Fri, Jul 13, 2018 – 5:50 AM
A THREE-YEAR project to improve Australian mortgage lending standards is almost complete, the results of a stress test are reassuring, and loan rules will not be tightened much more, the banking regulator said on Wednesday.
The test, which included modelling for a 35 per cent fall in property prices, provides “general reassurance” that the banking system is sound, Australian Prudential Regulation Authority (APRA) chairman Wayne Byres said in a speech in Sydney. Introduction of centralised credit reporting this year is expected to help lenders limit loan sizes based on existing debt-to-income ratios rather than just income.
“While there is more ‘good housekeeping’ to do, the heavy lifting on lending standards has largely been done,” Mr Byres said. “Any tightening from here on is expected to be at the margin as banks seek to get a better handle on borrower expenses, and better visibility of borrower debt commitments.” Alarmed that a fight for market share was eroding lending standards, APRA has progressively ramped up lending curbs since late 2014. Restrictions on riskier loans, such as interest-only mortgages, and an increasing focus on expense and existing debt verification has contributed to a notably cooling market. Prices have fallen for nine straight months, with the biggest drops in expensive markets such as Sydney where affordability is most stretched and investors no longer see good prospects for capital gains.
While APRA remains alert to slippage, overall it has seen “clear improvements and moves to better practice,” Mr Byres said.
A stress test conducted in 2017, the results of which were published for the first time on Wednesday, suggests that lenders could withstand a severe economic downturn with house price declines of 35 per cent without breaching minimum capital requirements, Mr Byres said. The projected credit loss rate was “slightly lower” than APRA’s 2014 test, which partly reflects recent improvements in asset quality, he said.
The regulator modelled a scenario where a downturn in China led to the collapse of commodity prices and Australian gross domestic product fell 4 per cent. The nation’s unemployment doubled and house prices fell 35 per cent over three years amid a temporary closure of offshore funding markets. It also added operational risk losses from a misconduct and mis-selling of mortgages.
Overall banks projected credit losses of around A$40 billion (S$40.2 billion) on their residential mortgage books, which Mr Byres said was “broadly consistent” with loss rates seen in the UK’s 1990s downturn, though lower than seen in Ireland or the US in the financial crisis.

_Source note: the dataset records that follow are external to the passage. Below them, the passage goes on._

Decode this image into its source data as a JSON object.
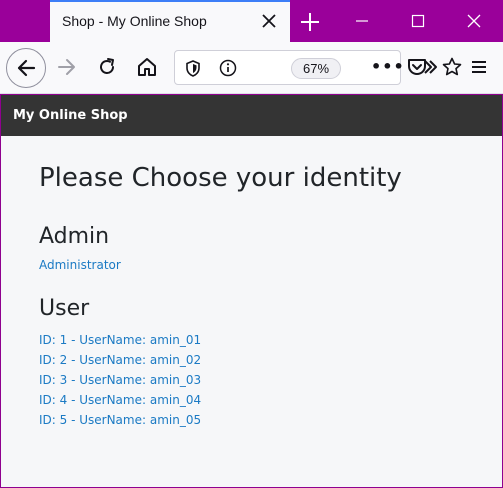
{
  "browser": {
    "tab_title": "Shop - My Online Shop",
    "zoom_level": "67%",
    "more_label": "•••"
  },
  "page": {
    "brand": "My Online Shop",
    "heading": "Please Choose your identity",
    "admin_section": {
      "title": "Admin",
      "link": "Administrator"
    },
    "user_section": {
      "title": "User",
      "users": [
        "ID: 1 - UserName: amin_01",
        "ID: 2 - UserName: amin_02",
        "ID: 3 - UserName: amin_03",
        "ID: 4 - UserName: amin_04",
        "ID: 5 - UserName: amin_05"
      ]
    }
  },
  "colors": {
    "window_frame": "#9a009a",
    "header_bg": "#343434",
    "link": "#1b7ac4",
    "tab_accent": "#3d7ef7"
  },
  "icons": [
    "close-icon",
    "plus-icon",
    "minimize-icon",
    "maximize-icon",
    "window-close-icon",
    "back-arrow-icon",
    "forward-arrow-icon",
    "reload-icon",
    "home-icon",
    "shield-icon",
    "info-icon",
    "pocket-icon",
    "extensions-chevron-icon",
    "star-icon",
    "hamburger-menu-icon"
  ]
}
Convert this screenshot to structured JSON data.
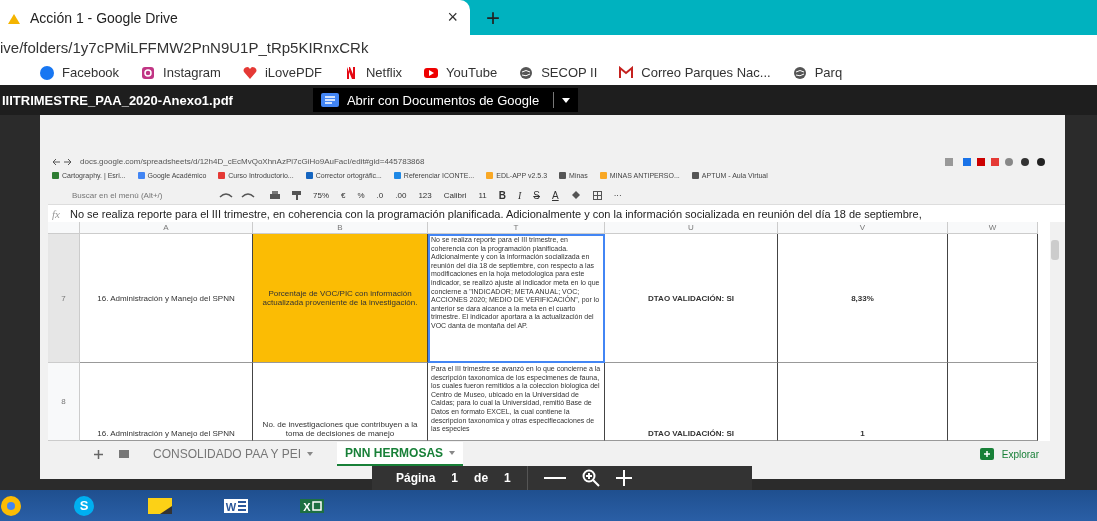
{
  "browser": {
    "tab": {
      "title": "Acción 1 - Google Drive",
      "close": "×",
      "new_tab": "+"
    },
    "url": "ive/folders/1y7cPMiLFFMW2PnN9U1P_tRp5KIRnxCRk",
    "bookmarks": [
      {
        "label": "Facebook",
        "kind": "facebook"
      },
      {
        "label": "Instagram",
        "kind": "instagram"
      },
      {
        "label": "iLovePDF",
        "kind": "heart"
      },
      {
        "label": "Netflix",
        "kind": "netflix"
      },
      {
        "label": "YouTube",
        "kind": "youtube"
      },
      {
        "label": "SECOP II",
        "kind": "globe"
      },
      {
        "label": "Correo Parques Nac...",
        "kind": "mail"
      },
      {
        "label": "Parq",
        "kind": "globe"
      }
    ]
  },
  "pdf_viewer": {
    "filename": "IIITRIMESTRE_PAA_2020-Anexo1.pdf",
    "open_with": "Abrir con Documentos de Google"
  },
  "document": {
    "url": "docs.google.com/spreadsheets/d/12h4D_cEcMvQoXhnAzPi7cGiHo9AuFacI/edit#gid=445783868",
    "bookmarks": [
      {
        "label": "Cartography. | Esri...",
        "color": "#2e7d32"
      },
      {
        "label": "Google Académico",
        "color": "#4285f4"
      },
      {
        "label": "Curso Introductorio...",
        "color": "#e53935"
      },
      {
        "label": "Corrector ortográfic...",
        "color": "#1565c0"
      },
      {
        "label": "Referenciar ICONTE...",
        "color": "#1e88e5"
      },
      {
        "label": "EDL-APP v2.5.3",
        "color": "#f9a825"
      },
      {
        "label": "Minas",
        "color": "#555555"
      },
      {
        "label": "MINAS ANTIPERSO...",
        "color": "#f9a825"
      },
      {
        "label": "APTUM - Aula Virtual",
        "color": "#555555"
      }
    ],
    "toolbar": {
      "search_placeholder": "Buscar en el menú (Alt+/)",
      "zoom": "75%",
      "currency": "€",
      "percent": "%",
      "decimal_less": ".0",
      "decimal_more": ".00",
      "number_format": "123",
      "font": "Calibri",
      "font_size": "11",
      "bold": "B",
      "italic": "I",
      "strike": "S",
      "text_color": "A",
      "more": "···"
    },
    "formula_bar": {
      "label": "fx",
      "value": "No se realiza reporte para el III trimestre, en coherencia con la programación planificada. Adicionalmente y con la información socializada en reunión del día 18 de septiembre,"
    },
    "table": {
      "columns": [
        "A",
        "B",
        "T",
        "U",
        "V",
        "W"
      ],
      "rows": [
        {
          "number": "7",
          "cells": [
            "16. Administración y Manejo del SPNN",
            "Porcentaje de VOC/PIC con información actualizada proveniente de la investigación.",
            "No se realiza reporte para el III trimestre, en coherencia con la programación planificada. Adicionalmente y con la información socializada en reunión del día 18 de septiembre, con respecto a las modificaciones en la hoja metodologica para este indicador, se realizó ajuste al indicador meta en lo que concierne a \"INDICADOR; META ANUAL; VOC; ACCIONES 2020; MEDIO DE VERIFICACIÓN\", por lo anterior se dara alcance a la meta en el cuarto trimestre. El indicador aportara a la actualización del VOC danta de montaña del AP.",
            "DTAO VALIDACIÓN: SI",
            "8,33%"
          ],
          "highlighted": true,
          "selected": true
        },
        {
          "number": "8",
          "cells": [
            "16. Administración y Manejo del SPNN",
            "No. de investigaciones que contribuyen a la toma de decisiones de manejo",
            "Para el III trimestre se avanzó en lo que concierne a la descripción taxonomica de los especimenes de fauna, los cuales fueron remitidos a la coleccion biologica del Centro de Museo, ubicado en la Universidad de Caldas; para lo cual la Universidad,    remitió Base de Datos en formato EXCEL, la cual contiene la descripcion taxonomica y otras especifiecaciones de las especies",
            "DTAO VALIDACIÓN: SI",
            "1"
          ],
          "highlighted": false,
          "selected": false
        }
      ]
    },
    "sheet_tabs": [
      {
        "label": "CONSOLIDADO PAA Y PEI",
        "selected": false
      },
      {
        "label": "PNN HERMOSAS",
        "selected": true
      }
    ],
    "explore": "Explorar"
  },
  "page_control": {
    "label": "Página",
    "page": "1",
    "of": "de",
    "total": "1"
  },
  "taskbar": {
    "apps": [
      {
        "kind": "chrome"
      },
      {
        "kind": "skype",
        "glyph": "S"
      },
      {
        "kind": "notes"
      },
      {
        "kind": "word",
        "glyph": "W"
      },
      {
        "kind": "excel",
        "glyph": "X"
      }
    ]
  }
}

Despite the severity of the crisis, no bank reported a tier one capital ratio below 5 per cent at the lowest point and most maintained liquidity coverage ratios, Mr Byres said. In normal times, APRA expects the nation’s biggest banks to operate with capital ratios of above 10.5 per cent. Unlike in other countries, Australia does not publish the performance of individual banks in stress tests. BLOOMBERG.